Sin embargo, FitzRoy tuvo la suficiente prudencia como para no permitirle al futuro santo patrón de los fueguinos convertirse en mártir y, al ver que las perspectivas en Wulaia no auguraban nada bueno para su seguridad, privó la prudencia del militar sobre la fe en los milagros del cristiano convencido y le obligó a abandonar la misión.
Digamos para finalizar, que tanto Jemmy Button como Fuegia Basket conservaron un buen recuerdo del marino que los había “secuestrado”. Aquél le ofreció regalos hechos por él mismo cuando el Beagle abandonó definitivamente los canales y Fuegia, cuando siendo ya una anciana fue visitada por Thomas Bridges, preguntó con mucho afecto por el capitán, obligando al misionero a callar que había terminado suicidándose algunos años antes.

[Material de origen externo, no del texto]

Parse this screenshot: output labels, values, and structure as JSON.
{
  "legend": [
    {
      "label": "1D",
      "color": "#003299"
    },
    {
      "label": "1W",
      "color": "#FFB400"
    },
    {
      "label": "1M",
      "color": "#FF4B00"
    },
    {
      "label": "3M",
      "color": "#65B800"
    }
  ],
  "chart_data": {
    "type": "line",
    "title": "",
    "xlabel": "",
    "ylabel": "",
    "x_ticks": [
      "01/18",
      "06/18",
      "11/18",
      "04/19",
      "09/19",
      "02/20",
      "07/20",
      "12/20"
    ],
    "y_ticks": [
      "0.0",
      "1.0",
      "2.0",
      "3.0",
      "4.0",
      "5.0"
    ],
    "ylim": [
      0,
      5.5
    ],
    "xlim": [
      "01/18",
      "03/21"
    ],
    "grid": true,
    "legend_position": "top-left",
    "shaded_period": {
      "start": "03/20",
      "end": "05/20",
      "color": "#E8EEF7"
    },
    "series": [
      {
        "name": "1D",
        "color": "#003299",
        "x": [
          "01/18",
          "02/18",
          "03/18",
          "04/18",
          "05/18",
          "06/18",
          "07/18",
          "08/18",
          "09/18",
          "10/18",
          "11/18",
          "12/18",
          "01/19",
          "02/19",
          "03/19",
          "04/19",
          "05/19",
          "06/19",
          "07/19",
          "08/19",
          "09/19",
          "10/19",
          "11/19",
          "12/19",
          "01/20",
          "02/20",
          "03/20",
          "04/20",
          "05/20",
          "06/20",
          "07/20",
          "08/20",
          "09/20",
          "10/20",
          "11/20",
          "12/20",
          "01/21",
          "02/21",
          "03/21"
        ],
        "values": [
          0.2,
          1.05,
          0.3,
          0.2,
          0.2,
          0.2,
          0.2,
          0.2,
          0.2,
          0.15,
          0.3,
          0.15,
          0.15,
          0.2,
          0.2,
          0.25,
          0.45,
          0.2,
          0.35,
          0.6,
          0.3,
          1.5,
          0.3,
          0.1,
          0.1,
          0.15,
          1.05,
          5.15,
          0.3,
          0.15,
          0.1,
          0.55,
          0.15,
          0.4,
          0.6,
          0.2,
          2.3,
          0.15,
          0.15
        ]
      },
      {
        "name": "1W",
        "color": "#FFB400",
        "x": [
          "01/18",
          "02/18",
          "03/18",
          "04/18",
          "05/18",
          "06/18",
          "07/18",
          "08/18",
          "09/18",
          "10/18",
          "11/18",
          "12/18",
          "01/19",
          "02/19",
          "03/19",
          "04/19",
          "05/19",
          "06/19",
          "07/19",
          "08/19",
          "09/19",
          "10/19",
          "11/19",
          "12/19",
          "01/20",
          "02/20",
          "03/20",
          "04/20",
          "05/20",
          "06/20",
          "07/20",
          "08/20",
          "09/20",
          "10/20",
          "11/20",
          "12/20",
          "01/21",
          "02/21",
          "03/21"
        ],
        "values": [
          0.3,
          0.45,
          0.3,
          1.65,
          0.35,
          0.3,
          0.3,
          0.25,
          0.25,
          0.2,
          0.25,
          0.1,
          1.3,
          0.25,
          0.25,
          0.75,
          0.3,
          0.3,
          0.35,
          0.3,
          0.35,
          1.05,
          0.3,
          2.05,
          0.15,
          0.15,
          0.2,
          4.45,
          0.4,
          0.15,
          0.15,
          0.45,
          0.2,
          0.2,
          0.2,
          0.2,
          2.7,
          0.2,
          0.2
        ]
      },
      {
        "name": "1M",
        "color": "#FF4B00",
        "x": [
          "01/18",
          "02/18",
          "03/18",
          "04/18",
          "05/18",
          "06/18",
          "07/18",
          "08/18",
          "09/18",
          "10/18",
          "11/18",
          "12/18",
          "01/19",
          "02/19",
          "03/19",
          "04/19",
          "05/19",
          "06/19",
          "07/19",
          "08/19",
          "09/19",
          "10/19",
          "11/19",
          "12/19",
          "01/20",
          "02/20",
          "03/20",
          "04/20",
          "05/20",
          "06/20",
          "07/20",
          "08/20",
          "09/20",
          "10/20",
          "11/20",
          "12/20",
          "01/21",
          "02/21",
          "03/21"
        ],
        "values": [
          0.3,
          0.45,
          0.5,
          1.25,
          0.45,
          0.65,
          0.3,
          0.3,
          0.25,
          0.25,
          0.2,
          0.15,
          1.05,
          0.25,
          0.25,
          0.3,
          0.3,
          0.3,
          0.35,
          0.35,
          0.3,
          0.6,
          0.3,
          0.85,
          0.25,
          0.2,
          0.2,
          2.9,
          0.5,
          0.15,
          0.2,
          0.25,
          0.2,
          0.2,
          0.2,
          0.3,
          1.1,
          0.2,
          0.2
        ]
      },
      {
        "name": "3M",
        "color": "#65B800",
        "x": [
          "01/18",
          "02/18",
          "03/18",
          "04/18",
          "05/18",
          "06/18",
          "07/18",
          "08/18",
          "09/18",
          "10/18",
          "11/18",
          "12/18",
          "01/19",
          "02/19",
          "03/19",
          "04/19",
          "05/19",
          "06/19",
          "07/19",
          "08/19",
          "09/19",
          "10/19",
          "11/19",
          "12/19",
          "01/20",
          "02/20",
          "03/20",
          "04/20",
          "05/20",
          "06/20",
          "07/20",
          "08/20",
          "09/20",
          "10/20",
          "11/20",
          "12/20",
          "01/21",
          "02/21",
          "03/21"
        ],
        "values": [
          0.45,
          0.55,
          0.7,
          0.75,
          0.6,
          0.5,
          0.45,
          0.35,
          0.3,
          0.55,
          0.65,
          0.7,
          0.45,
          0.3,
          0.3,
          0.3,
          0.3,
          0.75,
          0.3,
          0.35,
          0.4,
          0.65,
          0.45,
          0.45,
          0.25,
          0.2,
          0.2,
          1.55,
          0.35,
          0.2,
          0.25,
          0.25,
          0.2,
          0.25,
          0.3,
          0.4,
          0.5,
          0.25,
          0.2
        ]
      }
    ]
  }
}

Como ya señalamos en un artículo anterior publicado por “el diario del fin del mundo”, FitzRoy es el actor principal de una sublime equivocación, un genuino representante de aquellos buenos cristianos que con una fe impermeable a los argumentos de la realidad, aplicaban la lógica del colonialismo convencidos que actuaban para la salvación de las almas de “aquellos miserables que, de todos modos, eran hijos de Dios”.

(*) Historiador. Profesor de Historia.